Michalke was selected following interviews with a board consisting of the senior key leadership of the Cadets Corps, and members of the Commandant’s staff and ROTCs, including the Commandant of the Corps, Brig. Gen. Joe Ramirez, Jr. (U.S. Army-Ret), with the final approval made by Interim University President Mark Hussey.
“Alyssa Michalke is an exceptional young woman who has clearly demonstrated her leadership abilities throughout her three years in the Corps, most notably as the Corps Sergeant Major this year, the highest ranking junior position in the Corps. She was the perfect choice for Corps Commander for next year,” said Gen. Ramirez, a member of Texas A&M’s Class of 1979 and himself a former cadet.
“It is certainly a notable distinction for Alyssa to be the first female ever selected as Corps Commander in the 139-year history of the Corps of Cadets, but Alyssa was selected because she was the best cadet for the position, not because she is female,” the Commandant stated.
“The Corps of Cadets has had many females in key leadership positions throughout the years, but Alyssa is the first to be selected as Corps Commander – the highest ranking position in the Corps - and she earned it. We are all very proud of her and look forward to watching her continue to grow and develop as a leader as the Commander of the Texas A&M Corps of Cadets next year.”
Hussey and Texas A&M System Chancellor John Sharp joined in congratulating Michalke and praised the leadership of the Corps—both the cadets and the Commandant’s staff—for continuing to make the Corps a premier leadership organization that offers opportunities to all Aggies—men and women and those from all racial and ethnic backgrounds—who desire to make that extra commitment to hone their leadership and related skills for later life, be it in the armed forces or in a civilian environment.

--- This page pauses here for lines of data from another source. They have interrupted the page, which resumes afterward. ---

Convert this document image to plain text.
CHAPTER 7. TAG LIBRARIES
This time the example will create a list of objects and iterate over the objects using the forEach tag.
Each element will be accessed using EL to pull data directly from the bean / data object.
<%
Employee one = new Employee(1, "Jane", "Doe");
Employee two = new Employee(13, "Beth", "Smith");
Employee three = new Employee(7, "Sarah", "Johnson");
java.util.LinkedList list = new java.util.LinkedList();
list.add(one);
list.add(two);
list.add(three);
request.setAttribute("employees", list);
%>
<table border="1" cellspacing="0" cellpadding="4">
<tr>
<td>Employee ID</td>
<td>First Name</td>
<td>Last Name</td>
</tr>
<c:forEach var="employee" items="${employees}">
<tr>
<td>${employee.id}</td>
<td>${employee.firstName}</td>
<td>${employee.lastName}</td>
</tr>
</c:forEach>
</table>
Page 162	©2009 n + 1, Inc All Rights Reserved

“I join in congratulating Cadet Michalke on her selection as Corps Commander,” Hussey said. “I’m certain our next President will look to her for advice and counsel in the same manner I relied on Commander Trigg. I am confident that she will serve admirably as Cadet Colonel of the Corps during the coming school year.”
“The Corps was great back when I was in, and it’s even better now. I say that for a variety of reasons, including, but certainly not limited to the fact that it now includes women as well as being diverse and inclusive in all respects,” noted Sharp, a 1972 Texas A&M graduate and a member of the Corps staff. “I heartily congratulate Cadet Michalke on her selection as Corps Commander and all of her other accomplishments, and I indeed wish her well.”
In addition to currently holding the highest position in the Corps other than those reserved for seniors, Michalke has excelled at every level during her first three years at Texas A&M—in Corps activities, her university studies and in community service. She is a member of the Corps’ O. R. Simpson Honor Society and the Ross Volunteers, the elite honor guard unit, and she played on the Corps’ basketball and softball teams. Academically, she has been named a Distinguished Student. Also, she is also a member of Omega Epsilon – the National Honor Society for Chemical Engineering, the Texas A&M Marine Technology Society (MTS), and the Society of Naval Architects and Marine Engineers (SNAME).
Outside her Corps and academic endeavors, she has been an active member of Texas A&M Sports for Kids, an organization that strives to create opportunities for children to become involved in youth sports.